Let's hope Obama has the fortitude to throw money at things we need to do anyway for a greener, fairer, more competitive and more sustainable vision because when the government makes spending money as fast as possible its goal, disaster ensues, like all those pallets of cash which vanished into Iraq's desert.
Waste is one place we'd like to see the change on which Obama campaigned.
Our government is more adept at spending money quickly than wisely.
You can almost see the lobbyists lining up at the trough for a breathtaking feeding frenzy.
Politicians will want a wide slice of pork pie for all those pet projects which went unfunded in previous sessions and dress them up as shovel-ready infrastructure investments.
Bacon, not reform!
Never mind that we have as a vantage point a record $1.2 trillion deficit and $10.6 trillion in debt and a death spiral whose layoffs drive down consumer spending, which leads to more job-shedding.
Republicans are right when they say let Obama accomplish something first before unleashing all this gushing adulation and when they call for real returns on such a bloated investment, even if they are hypocrites for criticizing Obama for blowing through our children's and grandchildren's money, as if they are blameless for earmarking which helped deliver us here.
Ideally, infrastructure spending should be green projects that reduce our fossil fuels addiction.
But spending $1 trillion is harder than it sounds.
Time magazine interviewed a guy with the Environmental Defense Fund who went down his wish list: $1 billion for homeowners to install energy-efficient windows; $750 million for truckers to use fuel-efficient equipment; $600 million to smart boiler controls.
"Still $998 billion to go. Really, I spent time on this, and it's a reach to get to $100 billion."
A porky, poorly designed stimulus is sure to carry unforeseen side effects worse than the disease it is to cure.
Heaven help us if, in desperation, we start shoveling money into, say, clean coal and ethanol.
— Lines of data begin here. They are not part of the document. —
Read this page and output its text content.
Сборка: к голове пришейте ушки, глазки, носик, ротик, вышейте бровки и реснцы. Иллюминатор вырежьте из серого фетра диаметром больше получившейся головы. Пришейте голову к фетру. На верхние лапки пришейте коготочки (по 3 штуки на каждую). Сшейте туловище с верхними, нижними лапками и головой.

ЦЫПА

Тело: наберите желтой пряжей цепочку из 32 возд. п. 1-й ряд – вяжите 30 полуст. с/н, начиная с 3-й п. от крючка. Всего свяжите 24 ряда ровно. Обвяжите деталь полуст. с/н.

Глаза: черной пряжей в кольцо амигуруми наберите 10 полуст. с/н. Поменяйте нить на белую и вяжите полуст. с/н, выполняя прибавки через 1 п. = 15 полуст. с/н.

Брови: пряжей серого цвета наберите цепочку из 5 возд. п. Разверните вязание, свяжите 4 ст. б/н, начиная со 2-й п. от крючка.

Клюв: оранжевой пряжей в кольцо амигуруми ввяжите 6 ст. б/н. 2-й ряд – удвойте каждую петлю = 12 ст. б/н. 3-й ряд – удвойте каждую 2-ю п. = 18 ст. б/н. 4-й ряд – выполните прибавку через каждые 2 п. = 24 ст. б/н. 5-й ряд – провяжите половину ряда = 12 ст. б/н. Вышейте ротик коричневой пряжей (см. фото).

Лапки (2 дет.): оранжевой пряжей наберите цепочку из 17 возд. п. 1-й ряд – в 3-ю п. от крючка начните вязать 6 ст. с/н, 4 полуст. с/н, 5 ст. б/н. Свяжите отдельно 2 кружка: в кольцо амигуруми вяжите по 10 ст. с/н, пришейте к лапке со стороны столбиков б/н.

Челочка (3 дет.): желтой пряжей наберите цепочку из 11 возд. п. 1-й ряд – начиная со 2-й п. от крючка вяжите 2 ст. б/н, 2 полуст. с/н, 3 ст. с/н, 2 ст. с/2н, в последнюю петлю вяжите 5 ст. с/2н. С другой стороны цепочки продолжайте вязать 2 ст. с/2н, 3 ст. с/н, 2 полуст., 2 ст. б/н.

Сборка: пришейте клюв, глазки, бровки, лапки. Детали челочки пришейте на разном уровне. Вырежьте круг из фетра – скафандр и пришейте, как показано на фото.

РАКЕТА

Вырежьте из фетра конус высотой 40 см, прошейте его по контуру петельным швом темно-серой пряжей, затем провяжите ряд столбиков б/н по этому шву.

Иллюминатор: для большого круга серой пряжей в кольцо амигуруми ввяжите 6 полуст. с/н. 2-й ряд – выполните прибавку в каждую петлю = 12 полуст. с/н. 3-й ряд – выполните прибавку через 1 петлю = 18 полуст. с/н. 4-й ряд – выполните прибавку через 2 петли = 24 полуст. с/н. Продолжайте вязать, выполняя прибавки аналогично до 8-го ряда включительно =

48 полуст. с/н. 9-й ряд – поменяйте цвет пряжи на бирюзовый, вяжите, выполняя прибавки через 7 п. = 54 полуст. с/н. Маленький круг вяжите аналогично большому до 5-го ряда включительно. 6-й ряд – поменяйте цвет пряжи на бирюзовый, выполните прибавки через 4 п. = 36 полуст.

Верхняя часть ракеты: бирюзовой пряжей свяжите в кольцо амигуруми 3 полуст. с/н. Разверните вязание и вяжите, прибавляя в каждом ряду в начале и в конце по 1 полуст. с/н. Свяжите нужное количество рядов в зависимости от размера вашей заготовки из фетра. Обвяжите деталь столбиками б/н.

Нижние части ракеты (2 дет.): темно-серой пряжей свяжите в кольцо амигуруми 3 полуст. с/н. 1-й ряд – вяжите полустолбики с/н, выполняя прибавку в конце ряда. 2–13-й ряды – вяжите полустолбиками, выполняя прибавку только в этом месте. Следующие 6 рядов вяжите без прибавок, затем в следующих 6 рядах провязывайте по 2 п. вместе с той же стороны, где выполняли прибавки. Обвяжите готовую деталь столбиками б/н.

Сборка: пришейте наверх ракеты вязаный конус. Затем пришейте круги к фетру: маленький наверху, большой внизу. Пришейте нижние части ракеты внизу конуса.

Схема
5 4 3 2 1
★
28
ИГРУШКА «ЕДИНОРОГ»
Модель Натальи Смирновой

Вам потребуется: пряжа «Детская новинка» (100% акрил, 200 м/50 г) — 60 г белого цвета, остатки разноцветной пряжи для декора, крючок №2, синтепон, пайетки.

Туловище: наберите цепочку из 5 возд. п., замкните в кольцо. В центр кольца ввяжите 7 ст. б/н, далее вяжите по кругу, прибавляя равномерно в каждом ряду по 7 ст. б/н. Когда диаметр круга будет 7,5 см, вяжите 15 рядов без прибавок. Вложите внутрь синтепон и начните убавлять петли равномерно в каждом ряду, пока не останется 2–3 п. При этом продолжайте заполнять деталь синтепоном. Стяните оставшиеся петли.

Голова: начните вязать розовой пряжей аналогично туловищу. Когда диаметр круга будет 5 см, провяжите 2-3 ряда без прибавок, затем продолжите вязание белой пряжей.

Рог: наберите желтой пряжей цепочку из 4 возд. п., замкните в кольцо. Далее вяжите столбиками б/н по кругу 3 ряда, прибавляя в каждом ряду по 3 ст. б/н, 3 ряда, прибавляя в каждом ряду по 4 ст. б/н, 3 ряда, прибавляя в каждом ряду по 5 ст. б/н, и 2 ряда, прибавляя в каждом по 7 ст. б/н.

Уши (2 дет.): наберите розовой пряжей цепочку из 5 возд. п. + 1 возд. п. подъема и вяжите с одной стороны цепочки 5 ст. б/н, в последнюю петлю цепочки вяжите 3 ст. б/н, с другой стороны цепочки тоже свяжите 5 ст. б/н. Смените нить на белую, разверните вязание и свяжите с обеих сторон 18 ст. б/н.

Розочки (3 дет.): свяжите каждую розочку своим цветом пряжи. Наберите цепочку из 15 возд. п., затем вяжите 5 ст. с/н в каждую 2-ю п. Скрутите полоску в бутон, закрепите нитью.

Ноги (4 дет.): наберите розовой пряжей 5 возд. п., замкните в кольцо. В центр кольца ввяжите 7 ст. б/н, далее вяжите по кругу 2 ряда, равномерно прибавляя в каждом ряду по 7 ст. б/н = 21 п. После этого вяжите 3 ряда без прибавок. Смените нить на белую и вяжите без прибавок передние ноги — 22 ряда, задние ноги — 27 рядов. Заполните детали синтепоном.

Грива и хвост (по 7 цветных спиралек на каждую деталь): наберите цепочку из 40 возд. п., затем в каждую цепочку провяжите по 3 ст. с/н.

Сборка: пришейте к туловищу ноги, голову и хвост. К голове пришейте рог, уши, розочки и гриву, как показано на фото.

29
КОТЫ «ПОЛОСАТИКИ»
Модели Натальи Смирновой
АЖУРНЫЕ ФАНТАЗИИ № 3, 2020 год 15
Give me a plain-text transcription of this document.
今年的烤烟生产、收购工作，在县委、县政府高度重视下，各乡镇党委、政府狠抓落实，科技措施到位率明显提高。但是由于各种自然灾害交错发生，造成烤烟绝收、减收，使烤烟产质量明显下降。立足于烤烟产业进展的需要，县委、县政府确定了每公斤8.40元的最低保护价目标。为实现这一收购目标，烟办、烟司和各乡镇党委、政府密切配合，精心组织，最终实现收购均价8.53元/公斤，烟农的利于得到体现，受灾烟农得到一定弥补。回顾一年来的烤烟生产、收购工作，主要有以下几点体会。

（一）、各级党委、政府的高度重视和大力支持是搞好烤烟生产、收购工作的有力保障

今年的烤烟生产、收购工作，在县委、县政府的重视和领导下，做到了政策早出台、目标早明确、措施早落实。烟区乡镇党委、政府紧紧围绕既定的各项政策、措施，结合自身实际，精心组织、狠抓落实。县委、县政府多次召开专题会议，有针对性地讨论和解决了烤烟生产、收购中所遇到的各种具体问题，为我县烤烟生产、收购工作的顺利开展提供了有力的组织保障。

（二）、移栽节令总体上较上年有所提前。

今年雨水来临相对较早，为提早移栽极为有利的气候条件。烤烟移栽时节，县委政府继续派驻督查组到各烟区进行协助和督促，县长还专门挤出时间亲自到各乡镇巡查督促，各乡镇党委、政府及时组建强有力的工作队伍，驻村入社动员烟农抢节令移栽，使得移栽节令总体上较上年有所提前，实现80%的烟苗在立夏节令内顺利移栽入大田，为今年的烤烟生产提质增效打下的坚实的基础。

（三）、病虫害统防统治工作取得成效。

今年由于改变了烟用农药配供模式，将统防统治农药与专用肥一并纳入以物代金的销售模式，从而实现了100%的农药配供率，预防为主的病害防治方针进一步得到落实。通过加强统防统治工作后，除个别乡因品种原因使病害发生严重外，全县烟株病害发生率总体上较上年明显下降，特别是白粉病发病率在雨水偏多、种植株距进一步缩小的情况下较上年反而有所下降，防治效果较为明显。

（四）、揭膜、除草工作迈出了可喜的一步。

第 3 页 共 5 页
Quips, quotes and qulunkers: "What if the New York Times goes out of business – like, this May? It's certainly plausible."
– Michael Hirschorn
in the Atlantic
"(Your article) on whether the New York Times can survive the death of journalism leaves a lot to be desired from the standpoint of … well, journalism."
– Catherine Mathis with the Times response, which ripped the magazine for "uninformed speculation."